Part 1:
To find all possible coordinate locations for Hailey, we need to use the fact that the vertices of a parallelogram have opposite sides that are parallel and equal in length. We can use vector addition and subtraction to find the missing coordinate for Hailey.
Let AB be the vector from Arturo to Cindy, and let AR be the vector from Arturo to Rowan. Then, the vector from Cindy to Rowan is BR = AR - AB = (-1-3, 4-1) = (-4, 3).
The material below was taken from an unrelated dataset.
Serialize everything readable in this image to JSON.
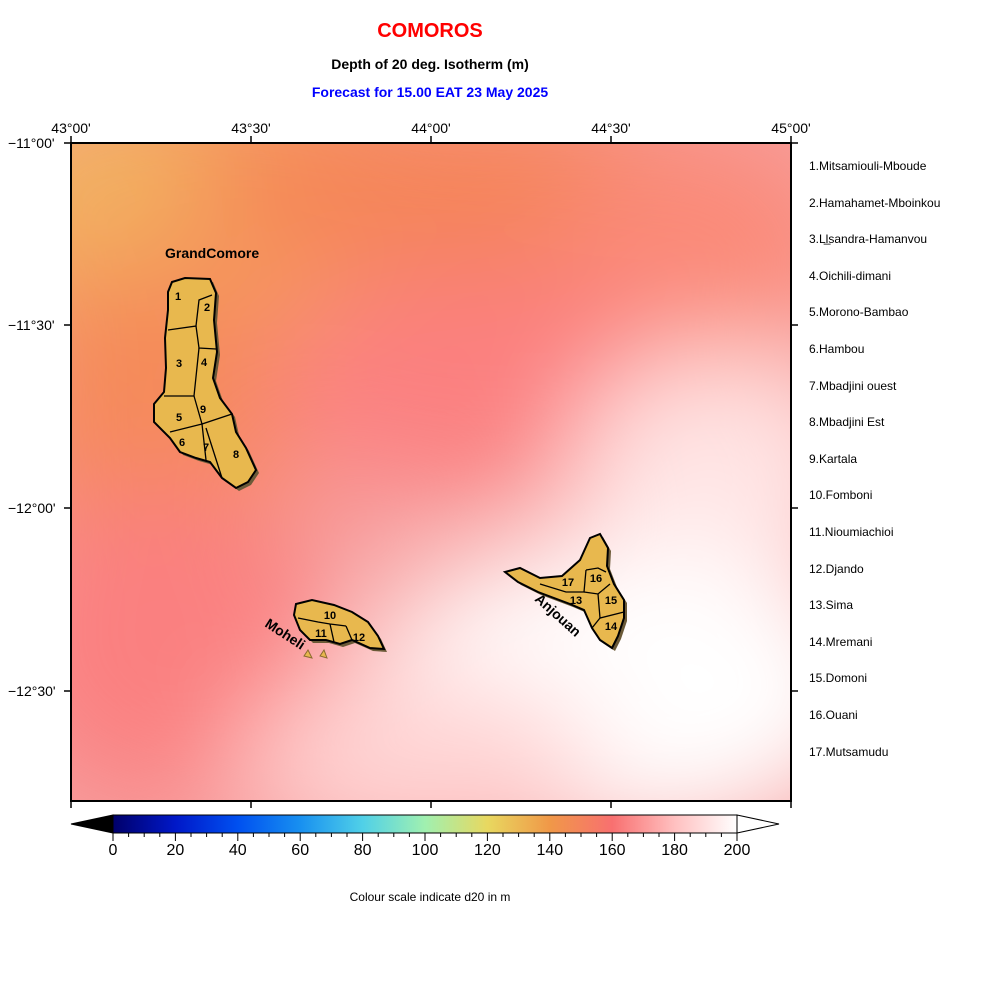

Since the opposite sides of a parallelogram are parallel and equal in length, the vector from Hailey to Rowan must be BR, and the vector from Hailey to Cindy must be AB.
Let HR be the vector from Hailey to Rowan, and let HC be the vector from Hailey to Cindy. Then, we have the following system of equations:
HR = (-4, 3)
HC = (-2-x, 2-y)
HR + AB = HC
HR + AR = AB
Substituting the values for AB and AR, we get:
HR + (5, -1) = (-2-x, 2-y)
HR + (-4, 3) = (5, -1)
Solving for HR, we get:
HR = (-1-x, -1+y)
Substituting into the first equation and solving for HC, we get:
HC = (-3-x, 1+y)
Therefore, all possible coordinate locations for Hailey are of the form (x, y), where x and y are integers such that (-3-x, 1+y) is not equal to (-2, 2) and (-1-x, -1+y) is equal to (-4, 3).
Part 2:
We know that we have found all possible coordinates for Hailey because we have used the fact that the vertices of a parallelogram have opposite sides that are parallel and equal in length. This means that once we find one pair of opposite sides, we can use vector addition and subtraction to find the missing coordinates. Since there are only two sides, we can be sure that we have found all possible coordinates by checking that the coordinates we found satisfy both equations.